ABOUT

LOST CAUSE SAMIZDAT

organ of venom & eternity

Lost Cause Samizdat is an anarchist samizdat press dedicated to self-publishing writing that evokes the delirious, perverse, lawless horizon of what we call vagabond poetry.

Vagabond poetry…

  • embodies lawlessness, depravity, insurrection, and willful autonomy.
  • associates official Poetry and Literature with the most ignoble attempts to imprison words in libraries and shape them into commodities, thereby rendering them harmless and anodyne. conversely, vagabond poetry seeks to annihilate all institutions—political, cultural, aesthetic, and moral (along with their attendant roles and structures)—as part of an incendiary frenzy directed at all forms of domination and subordination.
  • rejects the economistic imperatives to reach the largest possible audience and utilize digital means to make publications easily available to all curious parties. all our texts appear in small print runs — as necessitated by both our hands-on approach to publishing and our preference for reaching passionate and discerning readers. LCS publications are not available digitally (at least for now) and can only be acquired by direct correspondence. this is to extricate our publications (at least partially) from the cold exchange of impersonal data characteristic of the internet, as we seek more immediate relationships with those reading our texts.
  • exudes spleen toward the myriad of institutions and behaviors which consolidate and uphold law, authority, slavery, economism, technocracy, war, moral piety, spectacular society, and the plethora of disciplinary/domesticating impulses endemic to this society.
  • recognizes the representational dimension of language as among the most insidious means of domination — provided we reify these structures into deterministic, binding descriptions of essence, rather than treating them as contingent means for touching the world around us. accordingly, vagabond poetry assiduously probes the indistinct, polysemic threshold of representation while affirming truth, identity, and value only in the most limited and transient senses.
  • conceives of poetry not as a class of literary artifacts manufactured by specialists for circulation in the market and/or communicating the artist’s expression and vision, but rather as an all-encompassing lived practice which playfully blurs the lines delineating forms and genres while annihilating the distinctions between art, revolt, and everyday life. While vagabond poets may excrete recognizably poetic fragments from time to time, they acknowledge no obligation to produce any such artifacts. They deny all imperatives toward originality, sophistication, or social utility. They may even go so far as refusing to create distinct artistic objects appreciable by others entirely! Consequently, vagabond poetry often makes use of plagiarism or expropriative measures, tends not to look like the kinds of poetry we recognize as such, and may in fact look like nothing more than poets living their lives.
  • audaciously & unhesitatingly invokes debauched, perverse argot so as to exude a miasma of erotic excess. Vagabond poetry reflects both the primitive banality and exalted ecstasy of desire’s destructive engine.
  • consciously abjures the sanctimonious criteria of pragmatism, coherence, comprehensibility, & good taste; preferring instead to revel in the incoherent, the deranged, the obscure & the delirious.

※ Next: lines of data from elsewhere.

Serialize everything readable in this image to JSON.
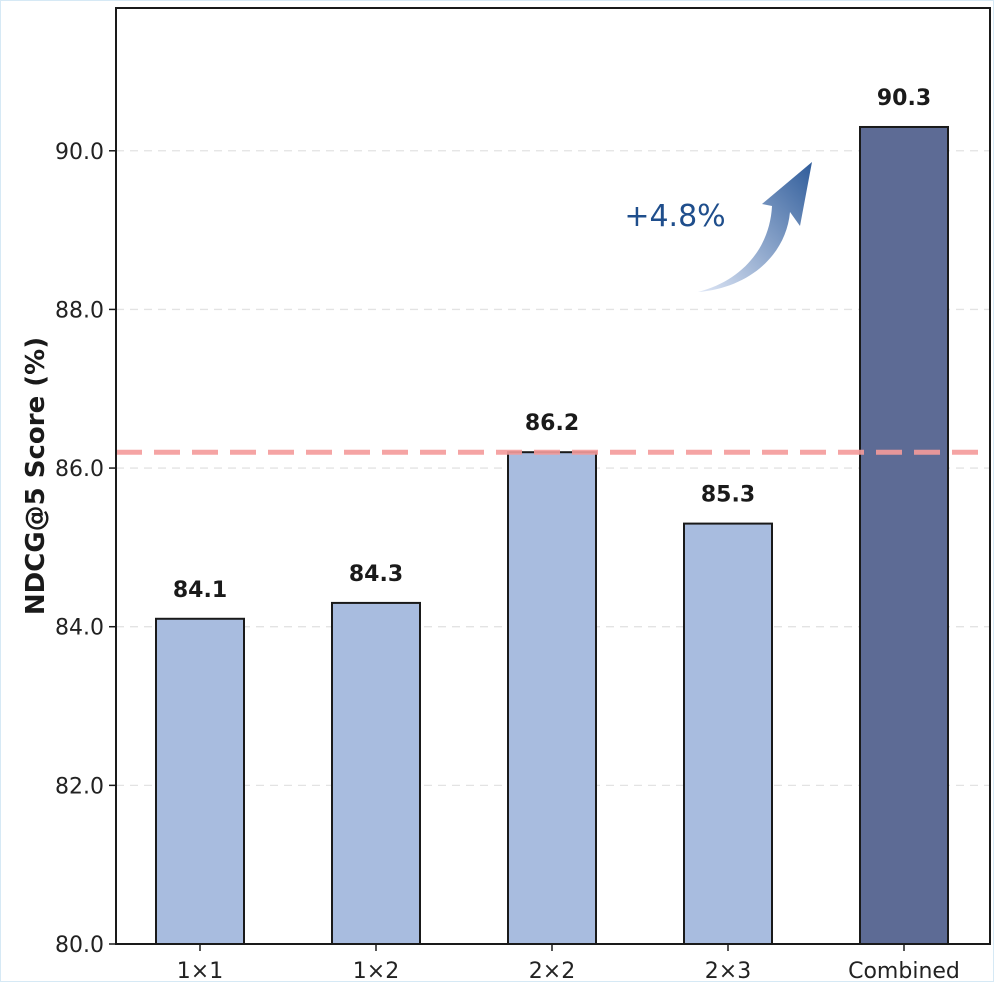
{
  "chart_data": {
    "type": "bar",
    "categories": [
      "1×1",
      "1×2",
      "2×2",
      "2×3",
      "Combined"
    ],
    "values": [
      84.1,
      84.3,
      86.2,
      85.3,
      90.3
    ],
    "value_labels": [
      "84.1",
      "84.3",
      "86.2",
      "85.3",
      "90.3"
    ],
    "title": "",
    "xlabel": "",
    "ylabel": "NDCG@5 Score (%)",
    "ylim": [
      80.0,
      91.8
    ],
    "yticks": [
      80.0,
      82.0,
      84.0,
      86.0,
      88.0,
      90.0
    ],
    "ytick_labels": [
      "80.0",
      "82.0",
      "84.0",
      "86.0",
      "88.0",
      "90.0"
    ],
    "grid": "horizontal dashed",
    "reference_line": {
      "value": 86.2,
      "color": "#f49b9b",
      "style": "dashed"
    },
    "annotation": {
      "text": "+4.8%",
      "color": "#1f4e8c"
    },
    "colors": {
      "bar": "#a8bcdf",
      "highlight_bar": "#5d6b95",
      "bar_edge": "#1a1a1a",
      "arrow_start": "#dfe7f6",
      "arrow_end": "#2f5c9a"
    }
  }
}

In summary, vagabond poetry describes an anarchist poetics fundamentally concerned with attacking alienation and authority as they manifest in language, destroying the economic roles and specializations attendant to the dominant understanding of art and poetry, abandoning the socio-economic grounding of most forms of artistic practice in this society, and creating from a lawless, immediate, and above all playful space of wandering.

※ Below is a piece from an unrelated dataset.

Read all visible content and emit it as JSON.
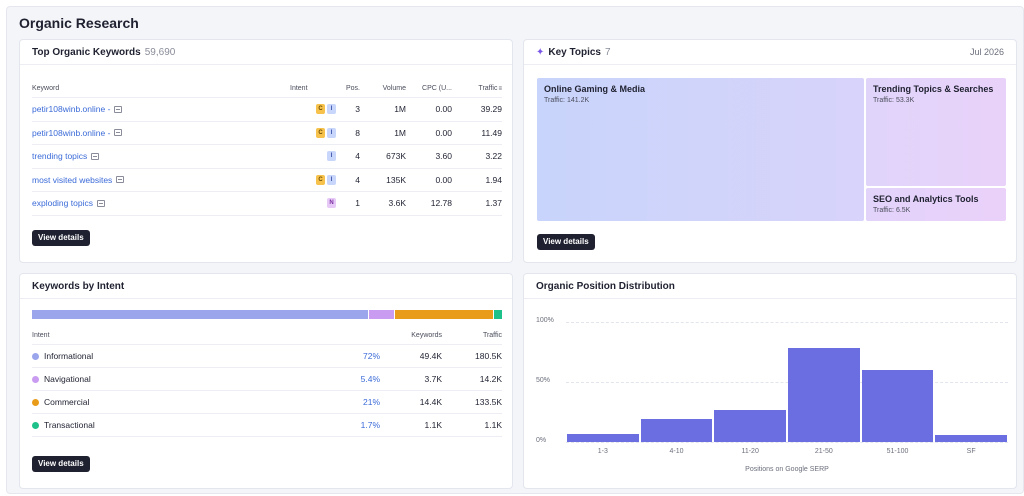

Among the innumerable inspirations on this insurrectionary poetics are those of Antonin Artaud, Georges Bataille, Penelope & Franklin Rosemont, Alexander Brener & Barbara Schurz, Blaster Al Ackerman, Wolfi Landstreicher, Peter Lamborn Wilson, Gil J Wolman, d.a. levy, D.R. Wagner, Gee Vaucher, Penny Rimbaud, Ed Sanders, Douglas Blazek, John M. Bennett, Rikki Ducornet, Comte de Lautreámont, Alfred Jarry, and the innumerable rebels, vagabonds, and bêtes noires who have encouraged me to walk expropriating and igniting.

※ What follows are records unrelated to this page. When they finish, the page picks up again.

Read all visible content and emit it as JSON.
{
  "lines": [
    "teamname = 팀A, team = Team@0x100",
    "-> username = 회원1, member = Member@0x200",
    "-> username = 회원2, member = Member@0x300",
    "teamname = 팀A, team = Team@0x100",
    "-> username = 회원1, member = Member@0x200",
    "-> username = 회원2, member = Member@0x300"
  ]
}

Samizdat (Russian for “self-publishing”) refers to the practice of photocopying/hand-reproducing and selectively distributing censored or banned publications within the cold war eastern bloc. We choose to appropriate the term for its DIY & anti-economic connotations, for the indistinct, unruly shape which these publications often took, and for their vital linkage of self-publishing and revolt.